Le discours de victoire d’Imran Khan depuis la prison montre le péril et la promesse de l’IA
Imran Khan, ancien Premier ministre du Pakistan, a passé toute la durée de la campagne électorale du pays en prison, disqualifié de se présenter à ce que les experts ont décrit comme l’une des élections générales les moins crédibles des 76 ans d’histoire du pays.
Mais derrière les barreaux, il a rallié ses partisans ces derniers mois avec des discours utilisant l’intelligence artificielle pour reproduire sa voix, dans le cadre d’une stratégie technologique déployée par son parti pour contourner la répression militaire.
Et samedi, alors que les décomptes officiels montraient que les candidats alignés sur son parti, Pakistan Tehreek-e-Insaf, ou PTI, remportaient le plus de sièges dans un résultat surprise qui a plongé le système politique du pays dans le chaos, c’est la voix d’AI de M. Khan qui a déclaré. la victoire.
J’étais convaincu que vous viendriez tous voter. Vous avez exaucé ma confiance en vous, et votre participation massive a stupéfié tout le monde, a déclaré la voix douce et légèrement robotique dans la vidéo d’une minute, qui utilisait des images et des séquences historiques de M. Khan et contenait un avertissement sur ses origines en matière d’IA. Le discours a rejeté la revendication de victoire du rival de M. Khan, Nawaz Sharif, et a exhorté ses partisans à défendre la victoire.
Alors que les inquiétudes grandissent quant à l’utilisation de l’intelligence artificielle et à son pouvoir d’induire en erreur, en particulier lors des élections, les vidéos de M. Khan offrent un exemple de la manière dont l’IA peut fonctionner pour contourner la répression. Mais, disent les experts, ils accroissent également la peur quant à ses dangers potentiels.
Dans ce cas, c’est pour une bonne fin, peut-être une fin que de soutenir quelqu’un qui est enfermé sous de fausses accusations de corruption et qui puisse parler à ses partisans, a déclaré Toby Walsh, auteur de Faking It: Artificial Intelligence in a Human World et professeur à l’Université de Nouvelle-Galles du Sud. Mais en même temps, cela sape notre croyance dans les choses que nous voyons et entendons.

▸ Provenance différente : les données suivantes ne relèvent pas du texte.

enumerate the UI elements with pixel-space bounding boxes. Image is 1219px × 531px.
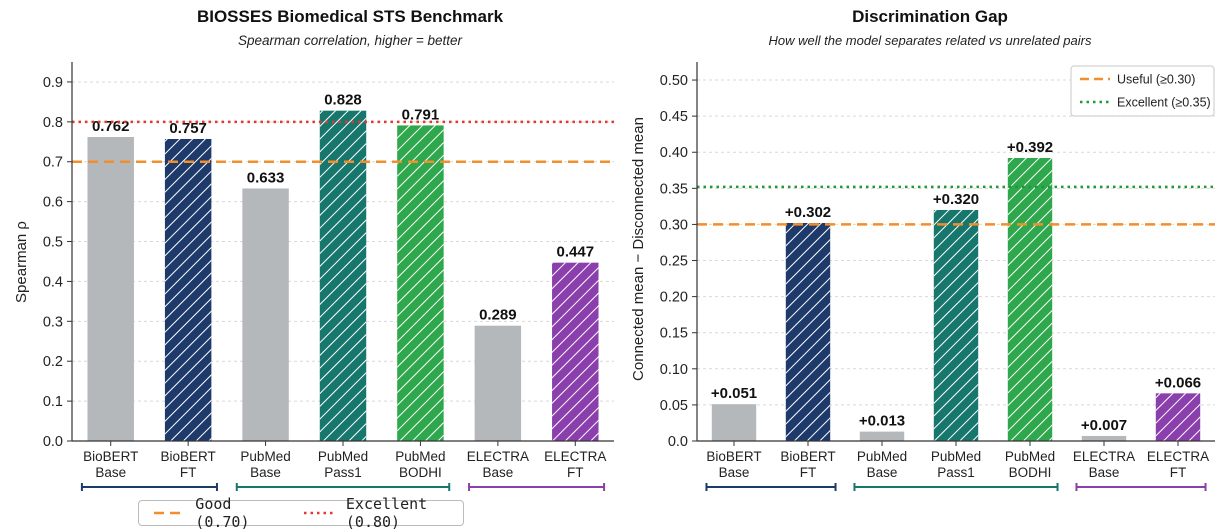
- right-legend: Useful (≥0.30) Excellent (≥0.35): [1070, 65, 1215, 117]
- left-y-axis-label: Spearman ρ: [13, 221, 30, 303]
- right-x-tick-label: FT: [800, 465, 817, 480]
- left-x-tick-label: FT: [180, 465, 197, 480]
- right-bar-hatch: [785, 222, 831, 441]
- left-chart-title: BIOSSES Biomedical STS Benchmark: [197, 7, 504, 26]
- left-legend: Good (0.70) Excellent (0.80): [138, 495, 464, 531]
- left-x-tick-label: BioBERT: [161, 449, 216, 464]
- left-x-tick-label: Pass1: [324, 465, 362, 480]
- right-bar-hatch: [1007, 158, 1053, 441]
- left-x-tick-label: Base: [95, 465, 126, 480]
- left-bar-hatch: [397, 125, 444, 442]
- right-bar-value-label: +0.007: [1081, 417, 1127, 434]
- left-legend-good-swatch: [154, 511, 186, 515]
- left-x-tick-label: PubMed: [240, 449, 290, 464]
- right-chart-subtitle: How well the model separates related vs …: [768, 33, 1092, 48]
- right-bar-value-label: +0.066: [1155, 374, 1201, 391]
- left-y-tick-label: 0.4: [43, 274, 63, 290]
- left-x-tick-label: ELECTRA: [467, 449, 529, 464]
- right-y-tick-label: 0.20: [660, 290, 688, 306]
- right-x-tick-label: BODHI: [1009, 465, 1052, 480]
- left-y-tick-label: 0.6: [43, 195, 63, 211]
- left-y-tick-label: 0.2: [43, 354, 63, 370]
- right-x-tick-label: PubMed: [1005, 449, 1055, 464]
- right-plot-area: 0.0 0.05 0.10 0.15 0.20 0.25 0.30 0.35 0.40 0.45 0…: [660, 62, 1215, 491]
- right-bar: [711, 404, 757, 441]
- left-legend-good: Good (0.70): [153, 495, 275, 531]
- right-bar-value-label: +0.320: [933, 191, 979, 208]
- left-bar-value-label: 0.757: [169, 120, 207, 137]
- left-plot-area: 0.0 0.1 0.2 0.3 0.4 0.5 0.6 0.7 0.8 0.9 0.762 BioBE…: [43, 62, 614, 491]
- left-legend-good-label: Good (0.70): [195, 495, 250, 531]
- left-bar-hatch: [552, 262, 599, 441]
- left-x-tick-label: PubMed: [395, 449, 445, 464]
- right-y-tick-label: 0.35: [660, 181, 688, 197]
- left-chart-subtitle: Spearman correlation, higher = better: [238, 33, 463, 48]
- right-y-axis-label: Connected mean − Disconnected mean: [630, 117, 647, 381]
- right-bar-hatch: [1155, 393, 1201, 441]
- left-bar: [242, 188, 289, 441]
- left-bar-value-label: 0.762: [92, 118, 130, 135]
- right-bar-value-label: +0.302: [785, 204, 831, 221]
- left-y-tick-label: 0.3: [43, 314, 63, 330]
- right-y-tick-label: 0.0: [668, 434, 688, 450]
- right-y-tick-label: 0.30: [660, 217, 688, 233]
- left-legend-excellent-label: Excellent (0.80): [345, 495, 428, 531]
- right-x-tick-label: PubMed: [857, 449, 907, 464]
- left-x-tick-label: Base: [482, 465, 513, 480]
- right-y-tick-label: 0.45: [660, 109, 688, 125]
- right-bar: [1081, 435, 1127, 441]
- left-bar-value-label: 0.289: [479, 307, 517, 324]
- left-bar: [87, 137, 134, 441]
- right-x-tick-label: BioBERT: [706, 449, 761, 464]
- right-y-tick-label: 0.40: [660, 145, 688, 161]
- left-y-tick-label: 0.8: [43, 115, 63, 131]
- right-y-tick-label: 0.15: [660, 326, 688, 342]
- left-bar-hatch: [164, 138, 212, 442]
- left-legend-excellent: Excellent (0.80): [303, 495, 463, 531]
- left-y-tick-label: 0.5: [43, 235, 63, 251]
- left-bar-value-label: 0.828: [324, 92, 362, 109]
- left-x-tick-label: BODHI: [399, 465, 442, 480]
- left-x-tick-label: Base: [250, 465, 281, 480]
- left-x-tick-label: BioBERT: [83, 449, 138, 464]
- right-y-tick-label: 0.05: [660, 398, 688, 414]
- right-y-tick-label: 0.50: [660, 73, 688, 89]
- right-bar-value-label: +0.392: [1007, 139, 1053, 156]
- right-y-tick-label: 0.25: [660, 254, 688, 270]
- right-x-tick-label: BioBERT: [780, 449, 835, 464]
- right-x-tick-label: Pass1: [937, 465, 975, 480]
- left-legend-excellent-swatch: [304, 511, 336, 515]
- right-x-tick-label: ELECTRA: [1073, 449, 1135, 464]
- right-bar-value-label: +0.013: [859, 413, 905, 430]
- right-legend-useful-label: Useful (≥0.30): [1117, 73, 1195, 87]
- left-bar: [474, 325, 522, 441]
- right-y-tick-label: 0.10: [660, 362, 688, 378]
- left-x-tick-label: ELECTRA: [544, 449, 606, 464]
- right-legend-excellent-label: Excellent (≥0.35): [1117, 96, 1211, 110]
- left-bar-value-label: 0.633: [247, 169, 285, 186]
- right-x-tick-label: FT: [1170, 465, 1187, 480]
- right-bar: [859, 431, 905, 441]
- right-x-tick-label: Base: [867, 465, 898, 480]
- left-x-tick-label: PubMed: [318, 449, 368, 464]
- left-y-tick-label: 0.1: [43, 394, 63, 410]
- left-y-tick-label: 0.9: [43, 75, 63, 91]
- right-x-tick-label: PubMed: [931, 449, 981, 464]
- right-bar-value-label: +0.051: [711, 385, 757, 402]
- right-bar-hatch: [933, 209, 979, 441]
- right-x-tick-label: ELECTRA: [1147, 449, 1209, 464]
- right-x-tick-label: Base: [719, 465, 750, 480]
- left-bar-value-label: 0.791: [402, 106, 440, 123]
- left-y-tick-label: 0.0: [43, 434, 63, 450]
- left-y-tick-label: 0.7: [43, 155, 63, 171]
- right-chart-title: Discrimination Gap: [852, 7, 1008, 26]
- right-x-tick-label: Base: [1089, 465, 1120, 480]
- left-x-tick-label: FT: [567, 465, 584, 480]
- left-bar-hatch: [319, 110, 367, 442]
- left-bar-value-label: 0.447: [557, 244, 595, 261]
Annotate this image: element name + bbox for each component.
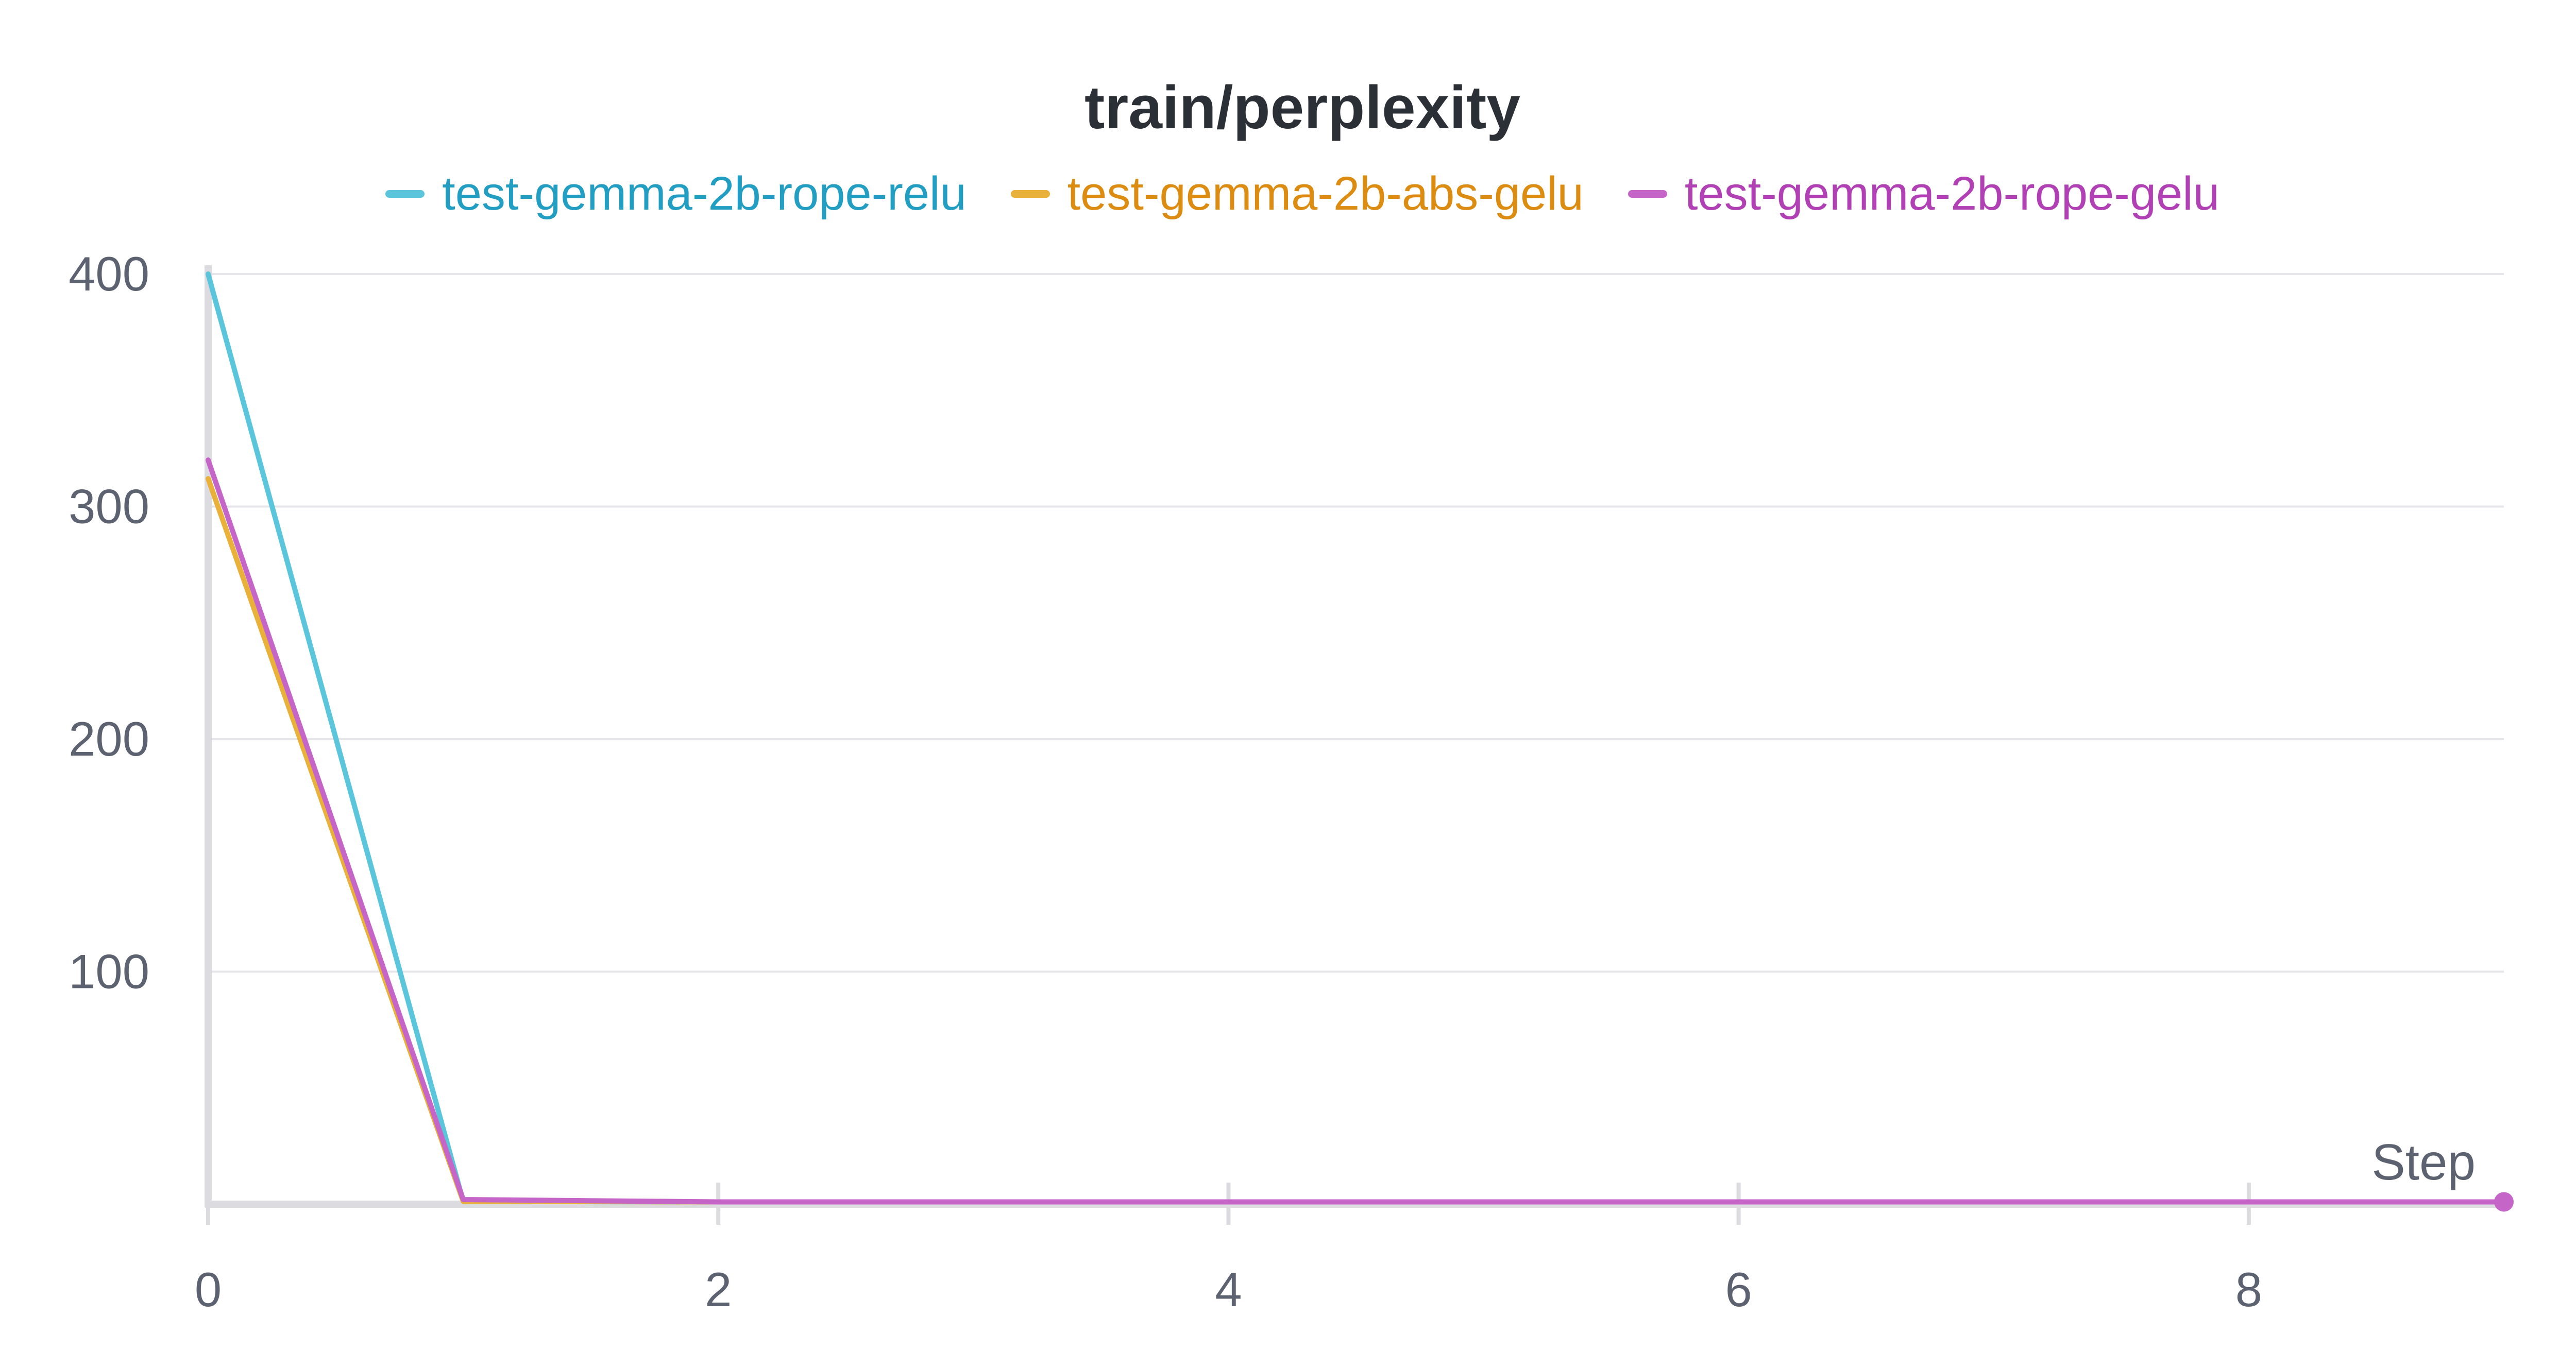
y-tick-label-300: 300	[69, 480, 149, 534]
series-end-marker-test-gemma-2b-rope-gelu[interactable]	[2494, 1192, 2514, 1212]
series-line-test-gemma-2b-abs-gelu[interactable]	[206, 476, 2506, 1205]
x-tick-label-8: 8	[2235, 1262, 2262, 1316]
series-line-test-gemma-2b-rope-relu[interactable]	[206, 271, 2506, 1205]
legend-item-rope-gelu[interactable]: test-gemma-2b-rope-gelu	[1628, 170, 2219, 217]
legend-label-rope-relu: test-gemma-2b-rope-relu	[442, 167, 967, 220]
gridlines	[208, 273, 2504, 973]
x-tick-label-4: 4	[1215, 1262, 1242, 1316]
legend-swatch-rope-gelu	[1628, 190, 1667, 198]
legend-swatch-rope-relu	[385, 190, 425, 198]
y-tick-label-100: 100	[69, 945, 149, 999]
legend-label-abs-gelu: test-gemma-2b-abs-gelu	[1067, 167, 1584, 220]
series-line-test-gemma-2b-rope-gelu[interactable]	[206, 457, 2506, 1205]
x-tick-label-6: 6	[1725, 1262, 1752, 1316]
chart-title: train/perplexity	[1084, 74, 1520, 142]
x-axis-label: Step	[2371, 1134, 2476, 1190]
legend-label-rope-gelu: test-gemma-2b-rope-gelu	[1684, 167, 2219, 220]
y-tick-label-200: 200	[69, 712, 149, 766]
legend-item-rope-relu[interactable]: test-gemma-2b-rope-relu	[385, 167, 967, 220]
tick-labels: 100 200 300 400 0 2 4 6 8 Step	[69, 247, 2476, 1316]
series-lines	[206, 271, 2514, 1212]
legend: test-gemma-2b-rope-relu test-gemma-2b-ab…	[0, 170, 2576, 217]
y-tick-label-400: 400	[69, 247, 149, 301]
legend-swatch-abs-gelu	[1010, 190, 1050, 198]
x-tick-label-0: 0	[195, 1262, 222, 1316]
axes	[205, 265, 2504, 1225]
legend-item-abs-gelu[interactable]: test-gemma-2b-abs-gelu	[1010, 167, 1584, 220]
x-tick-label-2: 2	[705, 1262, 732, 1316]
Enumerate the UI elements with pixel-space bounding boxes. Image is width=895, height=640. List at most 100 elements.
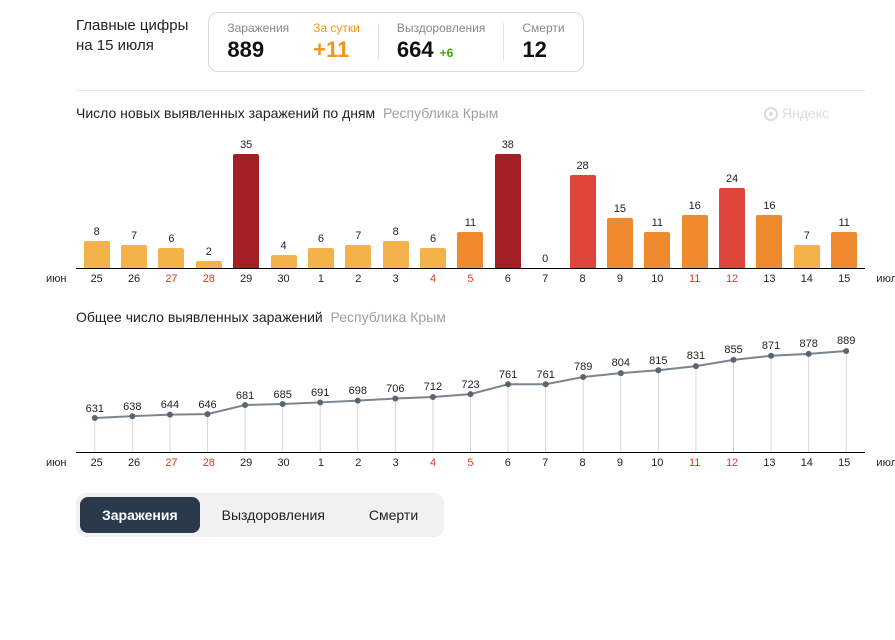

M. Khan, une ancienne star charismatique du cricket, a été évincé du pouvoir en 2022 et emprisonné l’année dernière, accusé entre autres d’avoir divulgué des secrets d’État. Lui et ses partisans ont affirmé que les chefs militaires avaient orchestré son renvoi, une accusation qu’ils rejettent.
Pendant la campagne électorale, les responsables ont empêché ses candidats de faire campagne et ont censuré la couverture médiatique du parti. En réponse, les organisateurs ont organisé des rassemblements en ligne sur des plateformes comme YouTube et TikTok.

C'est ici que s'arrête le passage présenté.